“There is a need for wanting to talk about your loved one … wanting to cry when everybody else isn't crying,” mused Rev. Faith Proietti.
Today marks International Survivors of Suicide Loss Day, a day that falls on suicide awareness the Saturday before Thanksgiving each year. In this sense, this day not only gives voice to the grief of suicide, but also gives voice to it at a time when it’s simultaneously the most palpable and the most out of place with the rest of the world’s mood.
The grief that comes with losing someone to suicide -- the grief of having a loved one decide to take their own life -- can be a unique grief, with the stigma and guilt that attach themselves to suicide. Proietti knows this.
As Manager of Pastoral Care at OhioHealth Mansfield and Shelby Hospitals, she has been running a support group at Mansfield Hospital for survivors of suicide -- those who have lost a loved one to suicide -- for over a decade. “It's kind of an open forum in the sense that I do come with structure and a topic … but I also leave it open for the individuals because you never know where they're going to be in their grief and what they're working through.”
The day is aptly timed during the holiday season. And it’s at this time, when there seems little room for grief in the midst of a celebration of family and love that is reinforced in media and retail, that a support group can be especially helpful for those coping with the loss of someone who committed suicide.
“The support group I think is so good at Thanksgiving,” said Proietti. “We talk about and get in preparation for Thanksgiving and what people are going to do for that holiday and what they can do, what their choices are.”
She encourages her attendees to pay particular attention to taking care of themselves during this time. This can take many different forms, from setting boundaries and not overextending between family commitments to answering honestly when others ask how you’re doing.
“It’s tough because we all have this attitude during the holidays; we're supposed to be joyful, and we're supposed to be laughing. And I think people that lose someone to suicide, or even general grief, feel like they don't want to be the sad sack in the group,” Prioetti explained.
But while this time of year can be difficult for those grieving, it’s the time after the holidays that is most difficult for those struggling with suicidal thoughts. “We actually see a spike in suicide usually around end of January, February and March,” said Joe Trolian, executive director of the Richland County Mental Health and Recovery Services Board (MHRSB).
“When you're in the holiday season, you typically have some families that will reach out to you, even if you've pretty much withdrawn from everybody else … And so people tend to have a little more support during that time, and then they lose that support as January rolls around,” he clarified.
And those who have had an immediate family member commit suicide are six times more likely to commit suicide, said Trolian. For this reason, avoidance and silence can be detrimental to those in the grieving process.
“Somebody who's had a loved one commit suicide, the last thing we want to do is isolate them,” he said emphatically. “A lot of times I think we try to soften the blow by not talking about them [those that took their life]. [But for] most people, that's the best way you can remember somebody, is to talk about them.”
Proietti echoed this sentiment: “When you don't discuss it and you hold everything in, you hold that grief for a long time,” she said. “But once you begin to talk about it, you can kind of filter through your own emotions and you'll also filter through what was leading up to their death.”
Proietti in fact did her doctoral degree on how to help others cope with the grief of suicide, spurred by a dual interest in both the increase in suicide rates over the years -- Ohio’s rates have increased between 36 and 57 percent, depending on population, in the last 10 years -- as well as the question of how to help those grieving a suicide. And certainly her multi-year dedication to running support groups is assuredly a reiteration of imperative roll talking plays in grieving.
Although grief is heavy and grieving arduous, neither are stagnant, as Proietti discussed when bringing up the wheel of grief she uses in the support group.
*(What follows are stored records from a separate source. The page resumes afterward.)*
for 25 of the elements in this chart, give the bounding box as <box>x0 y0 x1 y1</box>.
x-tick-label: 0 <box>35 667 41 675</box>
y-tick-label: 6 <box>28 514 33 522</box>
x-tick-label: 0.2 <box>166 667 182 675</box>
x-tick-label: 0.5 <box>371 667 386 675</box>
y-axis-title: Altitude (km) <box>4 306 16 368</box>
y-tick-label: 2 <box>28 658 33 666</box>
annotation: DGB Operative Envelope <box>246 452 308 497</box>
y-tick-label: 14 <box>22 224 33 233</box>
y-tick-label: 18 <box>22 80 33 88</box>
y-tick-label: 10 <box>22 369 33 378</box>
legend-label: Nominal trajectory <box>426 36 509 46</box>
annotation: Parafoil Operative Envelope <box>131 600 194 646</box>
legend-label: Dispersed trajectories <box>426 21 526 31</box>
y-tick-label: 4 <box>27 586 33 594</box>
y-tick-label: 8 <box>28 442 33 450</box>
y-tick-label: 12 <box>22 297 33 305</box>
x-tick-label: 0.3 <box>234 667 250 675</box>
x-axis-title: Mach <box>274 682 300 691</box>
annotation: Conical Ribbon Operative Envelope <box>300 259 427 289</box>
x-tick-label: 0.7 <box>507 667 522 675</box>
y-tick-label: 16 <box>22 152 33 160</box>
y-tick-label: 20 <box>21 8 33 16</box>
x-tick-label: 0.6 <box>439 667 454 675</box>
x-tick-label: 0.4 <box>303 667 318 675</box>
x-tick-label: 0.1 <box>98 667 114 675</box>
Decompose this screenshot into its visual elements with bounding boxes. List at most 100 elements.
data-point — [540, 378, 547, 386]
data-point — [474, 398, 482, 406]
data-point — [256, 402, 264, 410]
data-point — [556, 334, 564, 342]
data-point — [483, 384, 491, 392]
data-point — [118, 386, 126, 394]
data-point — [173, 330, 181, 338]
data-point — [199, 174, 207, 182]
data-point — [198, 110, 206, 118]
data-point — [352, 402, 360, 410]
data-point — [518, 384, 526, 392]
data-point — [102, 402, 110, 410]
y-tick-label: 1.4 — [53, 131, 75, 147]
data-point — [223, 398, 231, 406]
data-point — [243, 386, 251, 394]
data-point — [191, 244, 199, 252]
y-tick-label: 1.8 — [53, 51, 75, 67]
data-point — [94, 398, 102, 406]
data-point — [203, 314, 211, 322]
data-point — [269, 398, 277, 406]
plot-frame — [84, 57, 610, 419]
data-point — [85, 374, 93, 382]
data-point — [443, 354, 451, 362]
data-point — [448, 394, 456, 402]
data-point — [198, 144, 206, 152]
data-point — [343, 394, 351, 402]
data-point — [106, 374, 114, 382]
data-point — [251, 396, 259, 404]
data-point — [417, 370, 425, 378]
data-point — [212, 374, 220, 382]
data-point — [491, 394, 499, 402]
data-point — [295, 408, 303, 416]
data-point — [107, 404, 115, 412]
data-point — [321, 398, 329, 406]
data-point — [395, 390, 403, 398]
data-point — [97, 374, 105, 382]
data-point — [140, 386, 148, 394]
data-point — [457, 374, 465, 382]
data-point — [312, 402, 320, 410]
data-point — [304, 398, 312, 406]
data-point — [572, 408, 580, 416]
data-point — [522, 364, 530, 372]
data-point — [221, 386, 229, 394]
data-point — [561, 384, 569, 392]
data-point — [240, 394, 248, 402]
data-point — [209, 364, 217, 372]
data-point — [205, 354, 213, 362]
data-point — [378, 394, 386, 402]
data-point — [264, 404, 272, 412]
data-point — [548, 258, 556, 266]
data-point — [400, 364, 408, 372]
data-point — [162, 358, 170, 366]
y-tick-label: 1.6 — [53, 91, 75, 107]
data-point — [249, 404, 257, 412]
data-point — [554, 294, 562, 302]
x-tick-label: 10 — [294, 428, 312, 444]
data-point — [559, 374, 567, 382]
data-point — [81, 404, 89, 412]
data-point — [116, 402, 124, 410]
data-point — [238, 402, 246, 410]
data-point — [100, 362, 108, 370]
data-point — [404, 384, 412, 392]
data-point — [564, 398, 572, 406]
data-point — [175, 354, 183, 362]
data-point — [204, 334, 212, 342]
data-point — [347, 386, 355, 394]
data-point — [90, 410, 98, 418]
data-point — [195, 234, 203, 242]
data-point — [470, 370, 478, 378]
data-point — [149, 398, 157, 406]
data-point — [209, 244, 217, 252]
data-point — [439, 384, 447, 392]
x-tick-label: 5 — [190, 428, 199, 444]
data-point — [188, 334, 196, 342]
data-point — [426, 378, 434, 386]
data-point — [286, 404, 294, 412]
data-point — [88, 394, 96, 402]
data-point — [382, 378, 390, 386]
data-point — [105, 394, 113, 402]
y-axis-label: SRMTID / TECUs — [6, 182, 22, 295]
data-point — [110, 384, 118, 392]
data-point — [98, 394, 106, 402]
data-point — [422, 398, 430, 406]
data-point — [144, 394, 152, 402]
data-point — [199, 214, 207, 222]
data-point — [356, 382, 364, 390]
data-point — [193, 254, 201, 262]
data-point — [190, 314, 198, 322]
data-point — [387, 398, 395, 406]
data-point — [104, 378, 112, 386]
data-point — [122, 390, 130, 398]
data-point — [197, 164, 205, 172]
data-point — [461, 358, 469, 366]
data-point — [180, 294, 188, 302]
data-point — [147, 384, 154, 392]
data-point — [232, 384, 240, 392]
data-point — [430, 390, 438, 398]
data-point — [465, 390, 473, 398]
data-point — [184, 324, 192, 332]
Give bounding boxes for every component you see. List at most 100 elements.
In this wheel, people will cycle through shock, disbelief, protest, disorganization and then eventually, they will come to reorganization.
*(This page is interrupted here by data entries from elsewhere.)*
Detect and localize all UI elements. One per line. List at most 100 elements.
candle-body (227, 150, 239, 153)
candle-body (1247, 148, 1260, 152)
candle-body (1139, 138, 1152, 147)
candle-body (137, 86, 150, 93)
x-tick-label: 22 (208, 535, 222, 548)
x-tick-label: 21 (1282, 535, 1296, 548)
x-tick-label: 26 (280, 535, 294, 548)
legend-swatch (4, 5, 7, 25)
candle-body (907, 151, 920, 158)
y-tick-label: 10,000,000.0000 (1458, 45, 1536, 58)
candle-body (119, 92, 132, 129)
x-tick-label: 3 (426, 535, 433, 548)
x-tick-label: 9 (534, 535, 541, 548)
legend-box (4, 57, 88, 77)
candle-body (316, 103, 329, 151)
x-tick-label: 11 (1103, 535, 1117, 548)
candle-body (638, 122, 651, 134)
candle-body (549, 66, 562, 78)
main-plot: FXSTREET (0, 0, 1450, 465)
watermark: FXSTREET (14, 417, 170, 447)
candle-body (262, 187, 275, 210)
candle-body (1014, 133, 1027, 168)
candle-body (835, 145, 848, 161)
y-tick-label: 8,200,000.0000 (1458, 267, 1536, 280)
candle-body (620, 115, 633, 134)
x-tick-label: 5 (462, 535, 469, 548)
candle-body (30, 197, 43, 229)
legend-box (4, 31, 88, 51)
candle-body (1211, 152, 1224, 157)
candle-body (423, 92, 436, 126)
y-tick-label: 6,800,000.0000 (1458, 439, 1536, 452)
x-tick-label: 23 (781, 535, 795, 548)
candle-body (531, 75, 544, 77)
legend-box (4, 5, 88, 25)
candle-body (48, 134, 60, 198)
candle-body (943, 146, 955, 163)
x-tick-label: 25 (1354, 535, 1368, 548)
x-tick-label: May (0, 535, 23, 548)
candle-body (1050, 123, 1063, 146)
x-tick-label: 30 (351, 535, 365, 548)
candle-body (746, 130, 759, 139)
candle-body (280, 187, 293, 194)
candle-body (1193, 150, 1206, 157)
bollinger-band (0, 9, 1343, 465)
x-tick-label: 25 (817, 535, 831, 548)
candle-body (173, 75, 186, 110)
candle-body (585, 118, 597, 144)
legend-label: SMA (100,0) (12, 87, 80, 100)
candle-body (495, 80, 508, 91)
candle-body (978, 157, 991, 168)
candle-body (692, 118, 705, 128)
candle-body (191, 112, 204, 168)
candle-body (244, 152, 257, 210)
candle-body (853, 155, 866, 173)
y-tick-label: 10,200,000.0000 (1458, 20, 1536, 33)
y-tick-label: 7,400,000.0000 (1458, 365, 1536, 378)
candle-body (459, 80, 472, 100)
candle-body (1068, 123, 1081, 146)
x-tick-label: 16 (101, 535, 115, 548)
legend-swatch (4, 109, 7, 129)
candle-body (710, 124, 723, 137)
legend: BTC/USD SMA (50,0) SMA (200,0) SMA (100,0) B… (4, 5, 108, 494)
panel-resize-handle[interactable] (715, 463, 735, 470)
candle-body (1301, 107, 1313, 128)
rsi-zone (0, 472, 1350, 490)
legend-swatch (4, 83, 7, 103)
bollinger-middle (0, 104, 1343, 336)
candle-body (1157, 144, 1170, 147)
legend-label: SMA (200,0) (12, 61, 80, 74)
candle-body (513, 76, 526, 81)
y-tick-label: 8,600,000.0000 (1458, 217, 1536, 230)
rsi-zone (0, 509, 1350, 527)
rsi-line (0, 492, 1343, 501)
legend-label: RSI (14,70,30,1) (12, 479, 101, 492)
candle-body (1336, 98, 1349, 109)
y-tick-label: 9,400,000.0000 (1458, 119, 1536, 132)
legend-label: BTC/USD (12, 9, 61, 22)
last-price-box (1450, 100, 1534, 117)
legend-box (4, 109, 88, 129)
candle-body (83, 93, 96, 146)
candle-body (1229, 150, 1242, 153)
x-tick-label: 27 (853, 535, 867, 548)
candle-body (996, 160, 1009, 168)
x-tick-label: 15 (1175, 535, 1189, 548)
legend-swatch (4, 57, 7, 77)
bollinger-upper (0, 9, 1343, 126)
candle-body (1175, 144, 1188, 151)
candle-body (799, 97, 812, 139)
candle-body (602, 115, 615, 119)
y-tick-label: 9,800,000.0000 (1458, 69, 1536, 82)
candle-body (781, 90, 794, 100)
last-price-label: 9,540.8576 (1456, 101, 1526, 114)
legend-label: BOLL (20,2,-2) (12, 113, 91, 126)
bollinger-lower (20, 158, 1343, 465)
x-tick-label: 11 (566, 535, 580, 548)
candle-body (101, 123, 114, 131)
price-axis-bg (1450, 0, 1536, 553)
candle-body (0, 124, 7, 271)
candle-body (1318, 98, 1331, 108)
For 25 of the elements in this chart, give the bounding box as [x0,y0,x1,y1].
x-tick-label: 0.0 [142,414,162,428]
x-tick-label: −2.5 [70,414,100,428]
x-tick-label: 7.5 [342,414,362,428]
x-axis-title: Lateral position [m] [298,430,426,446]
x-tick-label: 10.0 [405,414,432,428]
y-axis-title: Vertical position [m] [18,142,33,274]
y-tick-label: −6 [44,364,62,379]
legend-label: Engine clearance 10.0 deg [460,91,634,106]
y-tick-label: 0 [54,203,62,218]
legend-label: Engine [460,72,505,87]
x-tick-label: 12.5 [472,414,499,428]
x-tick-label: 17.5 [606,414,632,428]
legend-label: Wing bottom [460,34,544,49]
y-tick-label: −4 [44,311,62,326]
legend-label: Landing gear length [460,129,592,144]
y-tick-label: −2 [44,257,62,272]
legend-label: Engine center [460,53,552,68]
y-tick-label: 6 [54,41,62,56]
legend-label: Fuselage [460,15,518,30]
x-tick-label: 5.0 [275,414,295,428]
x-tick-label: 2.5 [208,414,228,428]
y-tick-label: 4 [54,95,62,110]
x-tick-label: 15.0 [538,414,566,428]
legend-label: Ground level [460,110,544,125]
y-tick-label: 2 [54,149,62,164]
“[There] comes a time of reorganization, and that's what the support group and the leaders help you to do -- to find out who you are now without this person in your life and also how they've contributed to your life and how you can move forward as a new individual with changes,” she explained
“One thing that we say all the time: Our loved one would tell us, do not remember me for the last 15 minutes of my life, remember me for the totality of my life,” Proietti shared.
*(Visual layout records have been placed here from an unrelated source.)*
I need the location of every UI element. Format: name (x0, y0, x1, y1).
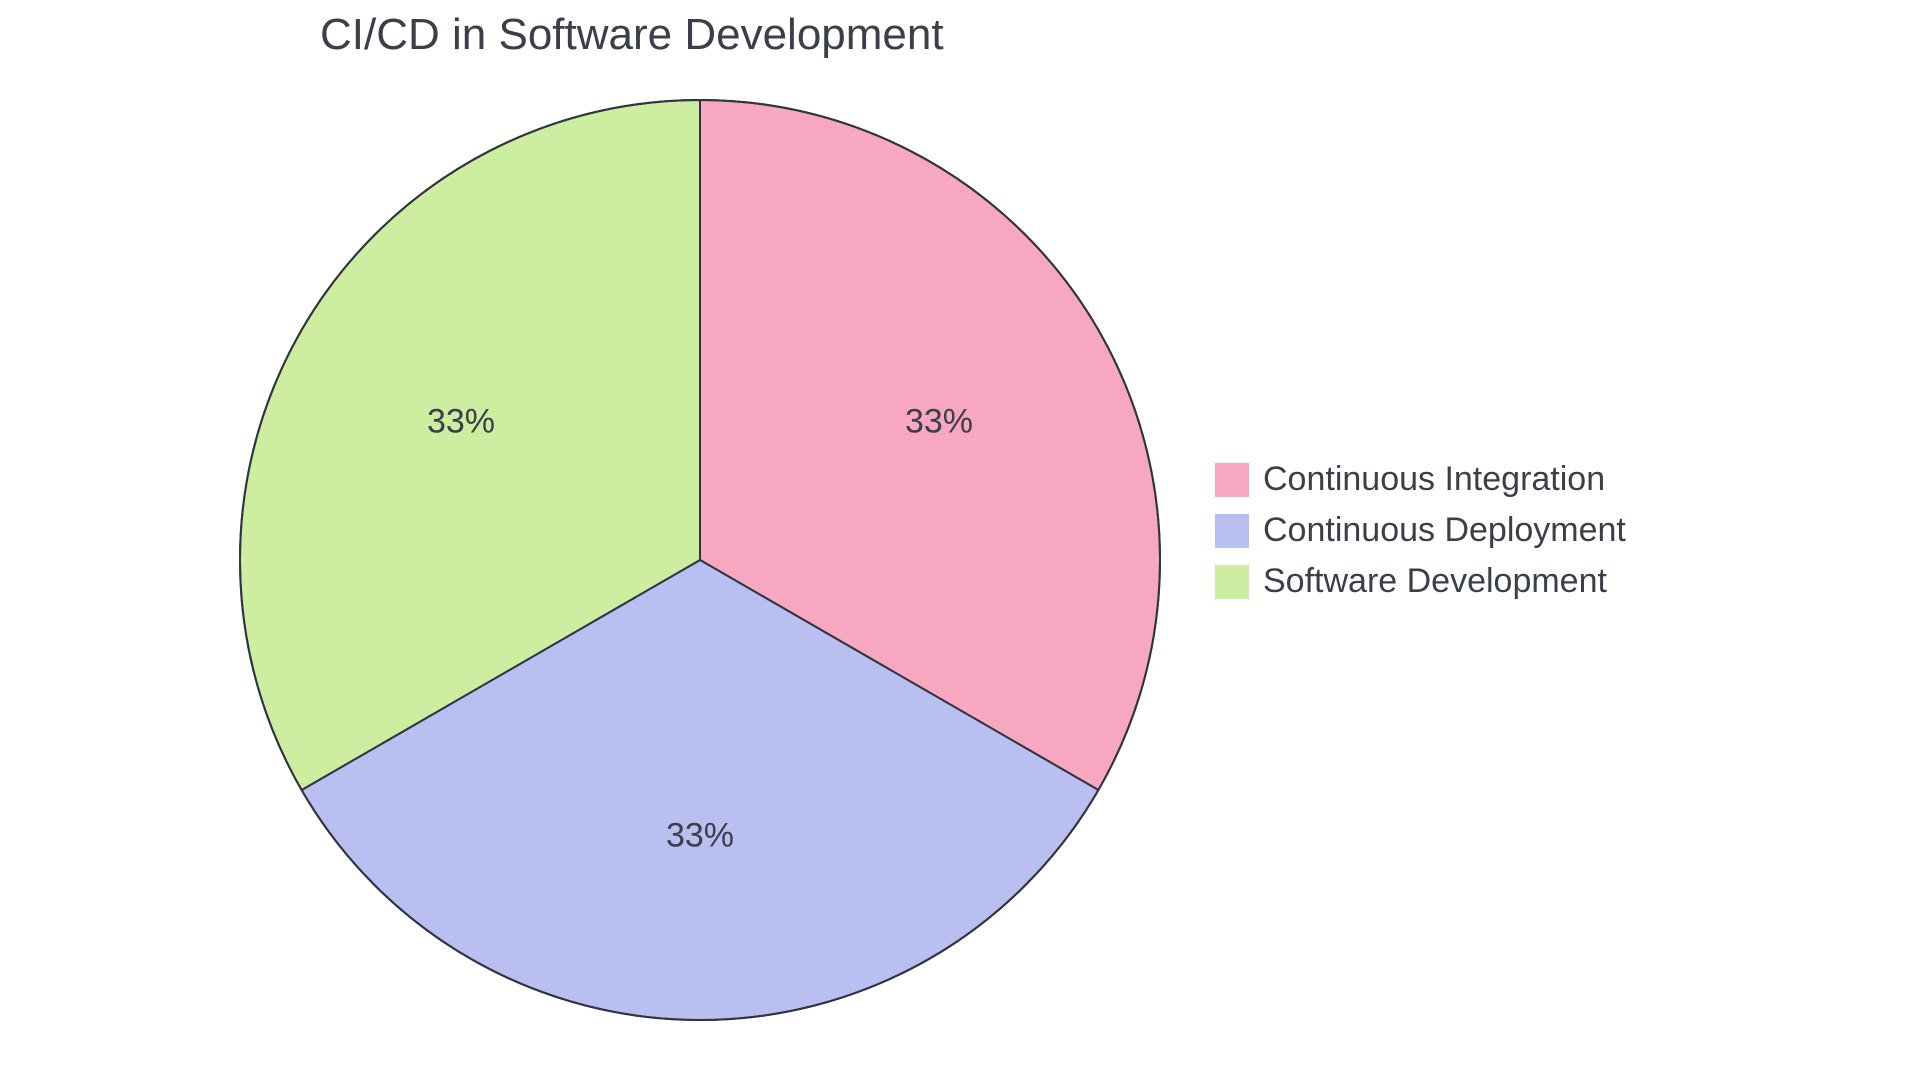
legend-swatch-icon (1215, 514, 1249, 548)
chart-stage: CI/CD in Software Development Continuous… (0, 0, 1920, 1080)
pie-slice-label: 33% (666, 817, 734, 856)
chart-title: CI/CD in Software Development (320, 10, 944, 60)
legend-label: Continuous Deployment (1263, 511, 1626, 550)
pie-chart (0, 0, 1920, 1080)
pie-slice-label: 33% (427, 403, 495, 442)
legend-item: Continuous Deployment (1215, 511, 1626, 550)
legend-swatch-icon (1215, 463, 1249, 497)
legend-label: Software Development (1263, 562, 1607, 601)
legend: Continuous Integration Continuous Deploy… (1215, 460, 1626, 601)
legend-item: Software Development (1215, 562, 1626, 601)
legend-swatch-icon (1215, 565, 1249, 599)
legend-label: Continuous Integration (1263, 460, 1605, 499)
legend-item: Continuous Integration (1215, 460, 1626, 499)
pie-slice-label: 33% (905, 403, 973, 442)
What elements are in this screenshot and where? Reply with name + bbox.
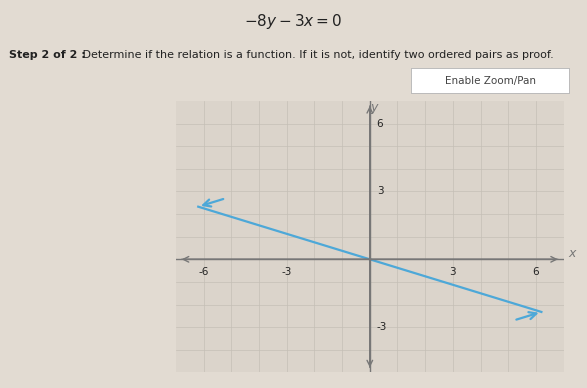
Text: -3: -3 (377, 322, 387, 332)
Text: Enable Zoom/Pan: Enable Zoom/Pan (444, 76, 536, 85)
Text: 3: 3 (377, 186, 383, 196)
Text: Step 2 of 2 :: Step 2 of 2 : (9, 50, 89, 61)
Text: 6: 6 (377, 118, 383, 128)
Text: $x$: $x$ (568, 247, 578, 260)
Text: 6: 6 (532, 267, 539, 277)
Text: $-8y - 3x = 0$: $-8y - 3x = 0$ (244, 12, 343, 31)
Text: $y$: $y$ (370, 102, 380, 116)
Text: -6: -6 (198, 267, 209, 277)
Text: Determine if the relation is a function. If it is not, identify two ordered pair: Determine if the relation is a function.… (79, 50, 554, 61)
Text: 3: 3 (450, 267, 456, 277)
Text: -3: -3 (282, 267, 292, 277)
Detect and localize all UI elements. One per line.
People must recognize suicide warning signs in loved ones
According to Trolian, who’s held numerous positions in the behavioral health sector for the past 28 years, the primary warning signs of someone considering suicide are an explicit statement of wanting to end their life and significant changes in mood and behavior, whether drastically negative or positive.
Broader areas for concerns include those who have a history of suicide attempts, those with an immediate family member who committed suicide and those who struggle with drug and alcohol abuse, an issue particularly heightened at the moment due to the opiate epidemic.
It’s imperative that the average person know and recognize these warning signs as it’s rarely a therapist, said Trolian, who first discovers someone is suicidal. Rather, friends, family members, coworkers, teachers and similar persons typically first identify someone is suicidal and then are able to refer them to help. Businesses and institutions can request training at no cost for their employees through the MHRSB.
Most simplistically, it is important that people are willing to ask the question “Are you thinking about killing yourself?” and then be ready to handle the answer.